Nadja Weippert: Rede zum Niedersächsischen Kommunalfördergesetz

Rede Nadja Weippert© Plenar TV

TOP 13 Gesetzentwurf zum Niedersächsisches Kommunalfördergesetz

- Es gilt das gesprochene Wort -

Heute ist ein historischer Tag für unsere Kommunen in Niedersachsachsen. Denn heute verabschieden wir ein Gesetz, dass nicht weniger als ein „Gamechanger“ ist – weg von überbürokratisierten, komplizierten Verfahren bei der Fördermittelbeantragung hin zu vereinfachter Auszahlung investiver Mittel, die unsere Kommunen so dringend brauchen.

Mit dem vorliegenden Gesetzentwurf zum „Niedersächsischen Kommunalfördergesetz“ ermöglichen wir, dass Fördermittel in unseren niedersächsischen Kommunen künftig einfacher und schneller ankommen, so dass Investitionen – und damit Vorhaben – beschleunigt werden können.  

Wir setzen damit einen ganz wichtigen Punkt unseres Koalitionsvertrages um und senden ein positives Signal des Vertrauens für handlungsfähige, selbstbewusste und starke Kommunen.

Unser Ziel als rot-grüne Koalition und Landesregierung ist klar: Starke, resiliente Kommunen durch mehr Investitionen und weniger bürokratische Fesseln.

Gerade in Zeiten großer finanzieller und struktureller Herausforderungen ist es entscheidend, dass unsere Städte, Gemeinden und Landkreise möglichst wenig Aufwand an bürokratische Verfahren verschwenden, sondern ihre Ressourcen zielgerichtet genau dort einsetzen können, wo sie vor Ort jeweils am dringendsten gebraucht werden.

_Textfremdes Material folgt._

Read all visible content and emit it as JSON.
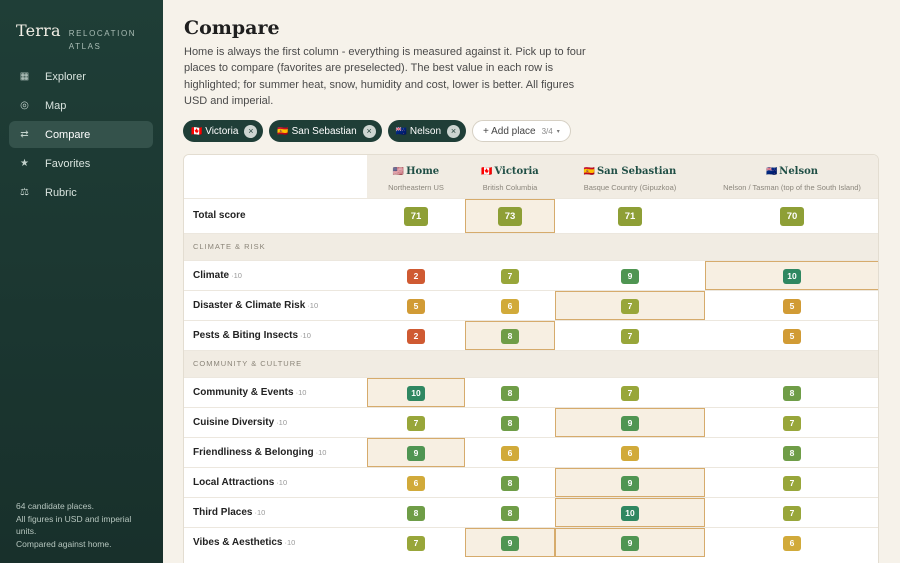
{
  "sidebar": {
    "brand_name": "Terra",
    "brand_tag": "RELOCATION ATLAS",
    "items": [
      {
        "icon": "grid-icon",
        "glyph": "▦",
        "label": "Explorer",
        "active": false
      },
      {
        "icon": "map-icon",
        "glyph": "◎",
        "label": "Map",
        "active": false
      },
      {
        "icon": "compare-icon",
        "glyph": "⇄",
        "label": "Compare",
        "active": true
      },
      {
        "icon": "star-icon",
        "glyph": "★",
        "label": "Favorites",
        "active": false
      },
      {
        "icon": "scale-icon",
        "glyph": "⚖",
        "label": "Rubric",
        "active": false
      }
    ],
    "footer": [
      "64 candidate places.",
      "All figures in USD and imperial units.",
      "Compared against home."
    ]
  },
  "header": {
    "title": "Compare",
    "description": "Home is always the first column - everything is measured against it. Pick up to four places to compare (favorites are preselected). The best value in each row is highlighted; for summer heat, snow, humidity and cost, lower is better. All figures USD and imperial."
  },
  "chips": [
    {
      "flag": "🇨🇦",
      "label": "Victoria"
    },
    {
      "flag": "🇪🇸",
      "label": "San Sebastian"
    },
    {
      "flag": "🇳🇿",
      "label": "Nelson"
    }
  ],
  "add_place": {
    "label": "+ Add place",
    "count": "3/4",
    "caret": "▾"
  },
  "columns": [
    {
      "flag": "🇺🇸",
      "name": "Home",
      "sub": "Northeastern US"
    },
    {
      "flag": "🇨🇦",
      "name": "Victoria",
      "sub": "British Columbia"
    },
    {
      "flag": "🇪🇸",
      "name": "San Sebastian",
      "sub": "Basque Country (Gipuzkoa)"
    },
    {
      "flag": "🇳🇿",
      "name": "Nelson",
      "sub": "Nelson / Tasman (top of the South Island)"
    }
  ],
  "colors": {
    "accent": "#1f3e37",
    "highlight_border": "#d6ab6c",
    "highlight_fill": "#f7efe2"
  },
  "rows": [
    {
      "type": "total",
      "label": "Total score",
      "values": [
        71,
        73,
        71,
        70
      ],
      "best": [
        1
      ]
    },
    {
      "type": "section",
      "label": "CLIMATE & RISK"
    },
    {
      "type": "metric",
      "label": "Climate",
      "of": "·10",
      "values": [
        2,
        7,
        9,
        10
      ],
      "best": [
        3
      ]
    },
    {
      "type": "metric",
      "label": "Disaster & Climate Risk",
      "of": "·10",
      "values": [
        5,
        6,
        7,
        5
      ],
      "best": [
        2
      ]
    },
    {
      "type": "metric",
      "label": "Pests & Biting Insects",
      "of": "·10",
      "values": [
        2,
        8,
        7,
        5
      ],
      "best": [
        1
      ]
    },
    {
      "type": "section",
      "label": "COMMUNITY & CULTURE"
    },
    {
      "type": "metric",
      "label": "Community & Events",
      "of": "·10",
      "values": [
        10,
        8,
        7,
        8
      ],
      "best": [
        0
      ]
    },
    {
      "type": "metric",
      "label": "Cuisine Diversity",
      "of": "·10",
      "values": [
        7,
        8,
        9,
        7
      ],
      "best": [
        2
      ]
    },
    {
      "type": "metric",
      "label": "Friendliness & Belonging",
      "of": "·10",
      "values": [
        9,
        6,
        6,
        8
      ],
      "best": [
        0
      ]
    },
    {
      "type": "metric",
      "label": "Local Attractions",
      "of": "·10",
      "values": [
        6,
        8,
        9,
        7
      ],
      "best": [
        2
      ]
    },
    {
      "type": "metric",
      "label": "Third Places",
      "of": "·10",
      "values": [
        8,
        8,
        10,
        7
      ],
      "best": [
        2
      ]
    },
    {
      "type": "metric",
      "label": "Vibes & Aesthetics",
      "of": "·10",
      "values": [
        7,
        9,
        9,
        6
      ],
      "best": [
        1,
        2
      ]
    }
  ]
}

Uns Grünen ist dabei vor allem wichtig, dass die Vereinfachung der Nachweisverfahren die Verwaltungen spürbar entlastet und die Umsetzung des im März beschlossenen 600-Millionen-Euro-Paktes für Kommunalinvestitionen beschleunigt.

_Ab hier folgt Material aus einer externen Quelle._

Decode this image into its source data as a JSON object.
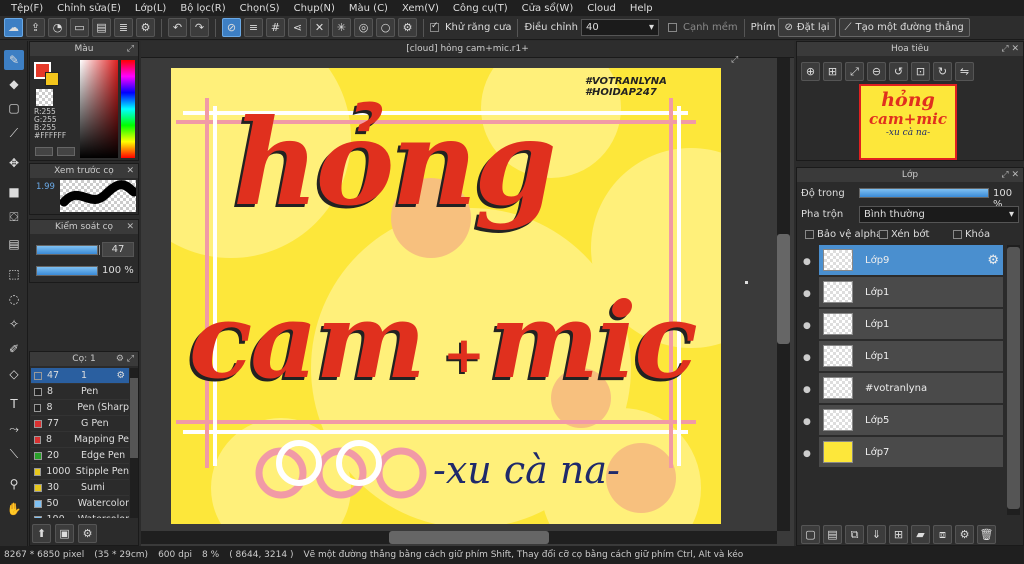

Unsere Kommunen können dabei selbst entscheiden, in welche Vorhaben sie die Fördermittel investieren wollen oder müssen. Ob in Schulen, Kindergärten oder Straßensanierung – mit diesem „Startschuss“ als erstem Baustein eines „historischen Investitionsprogrammes“ wird moderne Infrastruktur in unserem Land schneller als bisher Realität.

Diese Investitionen kommen allen Menschen in Niedersachsen zugute und stärken die Zukunftsfähigkeit unserer Städte und Gemeinden – und damit den „Zukunftsstandortes Niedersachsen“ als Ganzes.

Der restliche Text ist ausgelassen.